The Poetry Society has worked with the Fleming Collection to commission a poem inspired by their painting 'The Eve of the Battle of the Somme’ by Sir Herbert James Gunn and mark the centenary of the start of the First World War.
The painting is a poignant and deeply moving picture of young soldiers at rest and play before a battle that would claim the lives of thousands of men. Sir Herbert was a Scottish painter, and as the gallery holds a Scottish collection, Scottish poet John Glenday was the perfect choice to write the piece.
Would you believe it, there’s a bloke out there singing
‘When You Come to the End of a Perfect Day’.
His audience, a sixty-pounder crew, stand round bleeding
from the ears. The Boche are all but finished, apparently -
I heard they’re packing old clock parts into trench mortars
now, for want of iron scrap. Some wag quips that next time he’s
sentry and hears the plop of a minnenwerfer tumbling over,
he’ll not blow the alarm, he’ll shout: ‘Time, gentlemen, please…’
We laugh and for one heartbeat forget to be afraid. Bravery
and cowardice are just two workings of the same fear
moving us in different ways. The 8th East Surreys
have been given footballs to kick and follow at Zero Hour;
it’s to persuade them from the trenches lest their nerve fail
as they advance on Montaubon. I’ve watched men
hitch up their collars and trudge forward as if shrapnel
and lead were no worse than a shower of winter rain.
This afternoon a few of us went swimming in the mill dam
behind Camp. Just for a while to have no weight, to go drifting
clear of thought and world, was utter bliss.

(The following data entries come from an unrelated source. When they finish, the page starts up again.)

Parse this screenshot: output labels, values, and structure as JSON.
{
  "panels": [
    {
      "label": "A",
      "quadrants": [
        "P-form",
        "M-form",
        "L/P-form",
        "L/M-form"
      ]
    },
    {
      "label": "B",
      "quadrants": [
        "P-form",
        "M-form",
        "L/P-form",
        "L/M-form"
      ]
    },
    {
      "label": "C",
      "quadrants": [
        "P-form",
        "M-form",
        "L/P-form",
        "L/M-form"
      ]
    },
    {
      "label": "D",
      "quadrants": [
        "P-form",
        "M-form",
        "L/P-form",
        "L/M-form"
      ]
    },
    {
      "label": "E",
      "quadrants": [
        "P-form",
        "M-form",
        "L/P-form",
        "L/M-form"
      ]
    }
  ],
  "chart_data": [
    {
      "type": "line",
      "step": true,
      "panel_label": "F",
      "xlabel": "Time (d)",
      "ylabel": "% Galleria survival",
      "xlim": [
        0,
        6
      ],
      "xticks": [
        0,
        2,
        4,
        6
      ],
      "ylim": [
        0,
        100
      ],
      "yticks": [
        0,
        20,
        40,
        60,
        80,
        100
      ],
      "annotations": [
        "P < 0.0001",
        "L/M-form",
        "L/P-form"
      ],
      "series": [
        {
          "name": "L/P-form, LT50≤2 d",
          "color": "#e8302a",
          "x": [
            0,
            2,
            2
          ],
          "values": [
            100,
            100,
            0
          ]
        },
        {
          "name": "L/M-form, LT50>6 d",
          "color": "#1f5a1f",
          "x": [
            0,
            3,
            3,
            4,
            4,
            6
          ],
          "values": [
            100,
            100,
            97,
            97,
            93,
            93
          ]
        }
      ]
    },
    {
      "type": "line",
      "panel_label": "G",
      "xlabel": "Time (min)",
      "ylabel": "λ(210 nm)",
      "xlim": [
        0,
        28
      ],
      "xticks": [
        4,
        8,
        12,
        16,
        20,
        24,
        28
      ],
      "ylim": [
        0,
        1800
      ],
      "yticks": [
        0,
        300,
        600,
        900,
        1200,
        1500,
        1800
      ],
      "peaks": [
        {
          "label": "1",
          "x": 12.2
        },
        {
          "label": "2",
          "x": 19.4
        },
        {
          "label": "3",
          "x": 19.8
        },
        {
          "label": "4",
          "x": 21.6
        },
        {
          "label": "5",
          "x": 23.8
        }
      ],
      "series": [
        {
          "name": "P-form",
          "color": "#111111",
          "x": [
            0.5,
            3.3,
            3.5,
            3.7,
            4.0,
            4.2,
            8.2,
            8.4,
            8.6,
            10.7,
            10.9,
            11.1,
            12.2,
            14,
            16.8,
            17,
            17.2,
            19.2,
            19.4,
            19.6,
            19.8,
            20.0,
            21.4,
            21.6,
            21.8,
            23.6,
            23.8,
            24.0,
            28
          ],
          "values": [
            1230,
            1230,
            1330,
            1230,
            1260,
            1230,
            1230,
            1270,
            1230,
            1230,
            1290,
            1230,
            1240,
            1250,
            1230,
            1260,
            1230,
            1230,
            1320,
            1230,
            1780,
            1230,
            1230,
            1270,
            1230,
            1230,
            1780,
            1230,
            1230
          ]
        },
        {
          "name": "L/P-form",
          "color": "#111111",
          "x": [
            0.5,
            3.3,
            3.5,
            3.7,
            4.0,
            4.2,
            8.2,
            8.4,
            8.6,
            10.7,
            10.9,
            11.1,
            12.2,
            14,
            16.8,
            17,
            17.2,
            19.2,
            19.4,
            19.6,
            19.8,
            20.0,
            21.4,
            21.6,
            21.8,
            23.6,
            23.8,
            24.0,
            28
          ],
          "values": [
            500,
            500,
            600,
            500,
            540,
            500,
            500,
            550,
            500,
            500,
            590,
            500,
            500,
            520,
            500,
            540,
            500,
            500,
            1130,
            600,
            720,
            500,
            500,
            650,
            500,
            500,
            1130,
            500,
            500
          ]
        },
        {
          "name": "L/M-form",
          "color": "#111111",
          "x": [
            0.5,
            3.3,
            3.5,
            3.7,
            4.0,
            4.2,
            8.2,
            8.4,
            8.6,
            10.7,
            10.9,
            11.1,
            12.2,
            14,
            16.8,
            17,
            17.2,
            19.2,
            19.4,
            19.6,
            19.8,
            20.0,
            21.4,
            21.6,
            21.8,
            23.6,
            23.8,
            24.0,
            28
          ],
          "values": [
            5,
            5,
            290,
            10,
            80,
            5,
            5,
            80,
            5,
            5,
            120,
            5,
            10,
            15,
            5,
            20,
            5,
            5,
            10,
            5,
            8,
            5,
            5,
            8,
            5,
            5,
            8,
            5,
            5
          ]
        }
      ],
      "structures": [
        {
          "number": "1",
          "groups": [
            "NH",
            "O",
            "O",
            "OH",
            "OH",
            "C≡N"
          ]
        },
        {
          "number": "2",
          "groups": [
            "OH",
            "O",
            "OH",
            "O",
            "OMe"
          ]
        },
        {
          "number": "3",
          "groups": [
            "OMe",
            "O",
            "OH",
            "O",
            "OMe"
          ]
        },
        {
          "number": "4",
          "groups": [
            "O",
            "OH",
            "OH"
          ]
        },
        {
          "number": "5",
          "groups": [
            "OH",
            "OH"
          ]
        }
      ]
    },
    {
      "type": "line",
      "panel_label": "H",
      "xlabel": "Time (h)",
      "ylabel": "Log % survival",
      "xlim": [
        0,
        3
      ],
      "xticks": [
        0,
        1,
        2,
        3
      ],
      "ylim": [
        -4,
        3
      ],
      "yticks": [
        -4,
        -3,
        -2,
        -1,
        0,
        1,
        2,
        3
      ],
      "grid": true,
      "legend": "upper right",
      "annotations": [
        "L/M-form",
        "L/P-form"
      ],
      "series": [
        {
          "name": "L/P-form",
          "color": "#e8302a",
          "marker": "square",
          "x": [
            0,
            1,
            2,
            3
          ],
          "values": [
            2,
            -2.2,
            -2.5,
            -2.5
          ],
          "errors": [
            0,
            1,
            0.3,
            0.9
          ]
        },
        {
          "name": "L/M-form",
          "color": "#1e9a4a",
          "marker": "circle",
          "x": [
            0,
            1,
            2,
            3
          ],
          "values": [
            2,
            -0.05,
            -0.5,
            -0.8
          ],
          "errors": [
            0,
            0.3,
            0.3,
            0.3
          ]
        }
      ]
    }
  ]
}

A skylark climbed
high over the torn fields on its impossible thread of song:
“like an unbodied joy.” I don’t know why, but it reminded
me of the day we took over from the French along the Somme;
it was so tranquil, so picturesque, the German trenchworks crowded
with swathes of tiny, brilliant flowers none of us could name.
I believe if the dead come back at all they’ll come back green
to grow from the broken earth and drink the gathered water
and all the things they suffered will mean no more to them
than the setting-in of the ordinary dark, or a change of weather.
The Fleming Collection, widely regarded as the finest collection of Scottish art in private hands, is the only dedicated gallery granting public access to Scottish art all year round. The collection comprises over 750 oils and watercolours from 1770 to the present day including works by Raeburn, Ramsay, Wilkie and two iconic paintings of the Highland Clearances: The Last of the Clan by Thomas Faed and Lochaber No More by John Watson Nicol. Particularly noted for its major paintings by the Scottish Colourists, the collection also holds paintings by the Glasgow Boys as well as seminal works by Anne Redpath and her contemporaries.